Setting the craft scene ablaze - pyrography is a trend that is slowly rising in popularity. It takes ordinary materials and turns them into something extraordinary.
If you've never heard of pyrography before, it's an art form that dates back as far as the 17th century. It involves precision-burning freehand drawings, designs and decorations onto a wooden surface using a heated point. Your creative piece is therefore born out of the dark burn marks created. With a little flair and practise, you can master shadows and shading to create stunning images on your timber of choice.
But the most burning question to start with is - which wood do you choose?
Making sure you purchase the right wood for your latest pyro-art project is absolutely pivotal. Successfully finished results will be determined by your timber choice. In this blog, we selected our 4 favourite wood species. They are easy to work on and will showcase your masterpiece in the best possible light.
A more expensive choice for pyrography, but probably the best wood to work with. Maple has a light to medium colour and a very subtle grain. This will help accentuate all the intricate details of your drawing you've spent hours perfecting.
Working with maple requires a high quality heating tool. Or one that can reach high temperatures due to the sheer hardness of this timber.
It's like maple - only cheaper! Poplar is a popular choice for everyday pyrography projects. You'll benefit from the light colour tone and unobtrusive grain pattern which is ideal for working on and the burn patterns you create will show up wonderfully.
The only downside to poplar is the occasional risk of sap and resin spots or colour streaking, but this should only be considered a minor concern when buying.
Cherry exhibits a beautiful colour and imparts a medium to dark appearance. Due to its non-uniform colour, it may not be suitable for lighter or intricate wood-burning designs. However, its smooth wood grain ensures a consistent burn, making it a favoured choice among wood-burning artists. Cherry remains popular for various projects as it turns well and offers a glossy finish when polished and treated. It also smells amazing when it's burning!
If you're looking for an even more economical option, beech is a good alternative to maple and potentially poplar as well.

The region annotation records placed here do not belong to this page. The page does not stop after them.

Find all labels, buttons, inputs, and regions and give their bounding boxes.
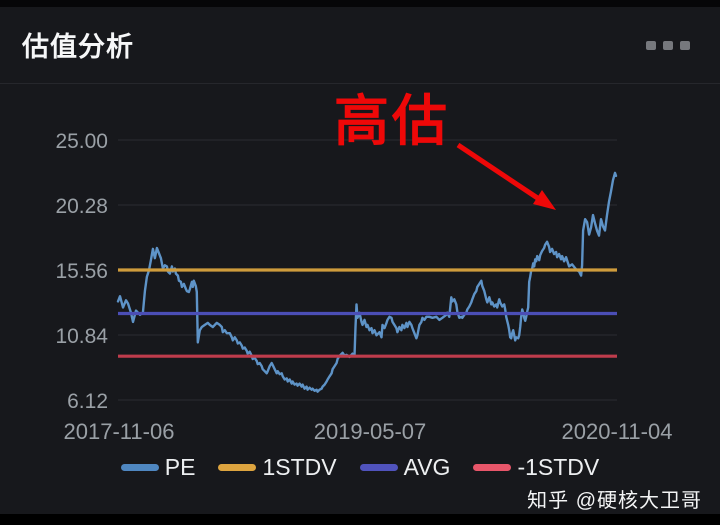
top-bezel (0, 0, 720, 7)
legend-label: PE (164, 453, 196, 480)
pe-series-line (116, 171, 618, 393)
x-axis-tick-label: 2019-05-07 (314, 419, 427, 444)
annotation-arrowhead (533, 190, 556, 210)
x-axis-tick-label: 2017-11-06 (64, 419, 175, 444)
more-menu-button[interactable] (642, 37, 694, 53)
ellipsis-icon (663, 40, 673, 50)
overvalued-annotation: 高估 (334, 90, 451, 152)
y-axis-tick-label: 25.00 (55, 130, 108, 153)
avg-line-swatch (359, 463, 398, 471)
legend-label: 1STDV (262, 453, 337, 480)
header: 估值分析 (0, 7, 720, 83)
annotation-arrow-shaft (456, 142, 541, 202)
legend-label: AVG (403, 453, 451, 480)
page-title: 估值分析 (22, 32, 134, 62)
header-divider (0, 83, 720, 84)
bottom-bezel (0, 514, 720, 525)
ellipsis-icon (646, 40, 656, 50)
legend-label: -1STDV (517, 453, 600, 480)
y-axis-tick-label: 10.84 (55, 325, 108, 348)
y-axis-tick-label: 20.28 (55, 195, 108, 218)
legend-item-1stdv[interactable]: 1STDV (218, 453, 337, 481)
pe-line-swatch (120, 463, 159, 471)
stdv-line-swatch (218, 463, 257, 471)
y-axis-tick-label: 6.12 (67, 390, 108, 413)
y-axis-tick-label: 15.56 (55, 260, 108, 283)
watermark: 知乎 @硬核大卫哥 (527, 490, 702, 512)
ellipsis-icon (680, 40, 690, 50)
legend-item-pe[interactable]: PE (120, 453, 196, 481)
neg-stdv-line-swatch (473, 463, 512, 471)
x-axis-tick-label: 2020-11-04 (562, 419, 673, 444)
legend-item-neg1stdv[interactable]: -1STDV (473, 454, 599, 481)
chart-legend: PE 1STDV AVG -1STDV (0, 452, 720, 482)
legend-item-avg[interactable]: AVG (359, 453, 451, 481)
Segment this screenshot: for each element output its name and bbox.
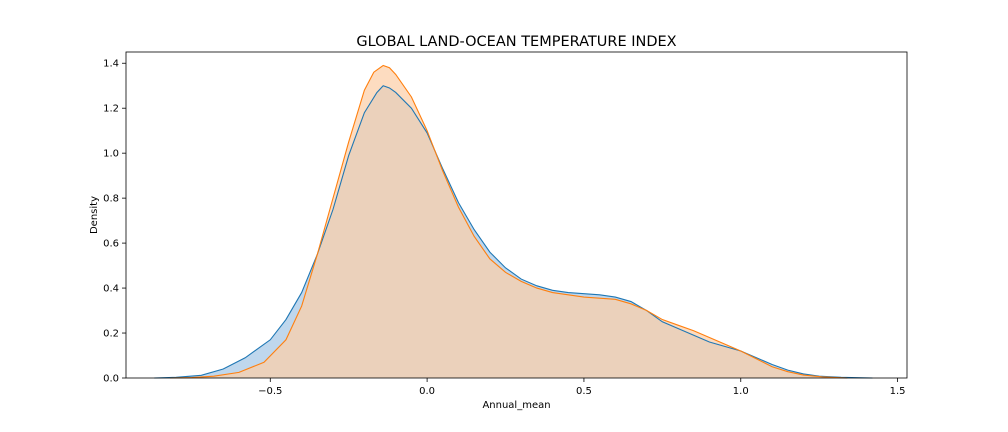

It comes with a desirable pale colour, but the 'dash' grain pattern may cause aesthetic issues and sap seepage could occur when heated.
What Wood Types Should I Avoid?
Stay away from any dark, grainy or resinous woods, as well as timber that has an uneven or rough surface - all of these qualities will prove to be difficult or even impossible to work on.
Also stay away from any woods that have been treated with a finish or have any sort of synthetic materials in their composition (e.g. MDF) because, when heated, they could emit toxic chemicals which could be harmful if inhaled. For this reason, we'd advise that you also stay away from reclaimed wood such as pallets.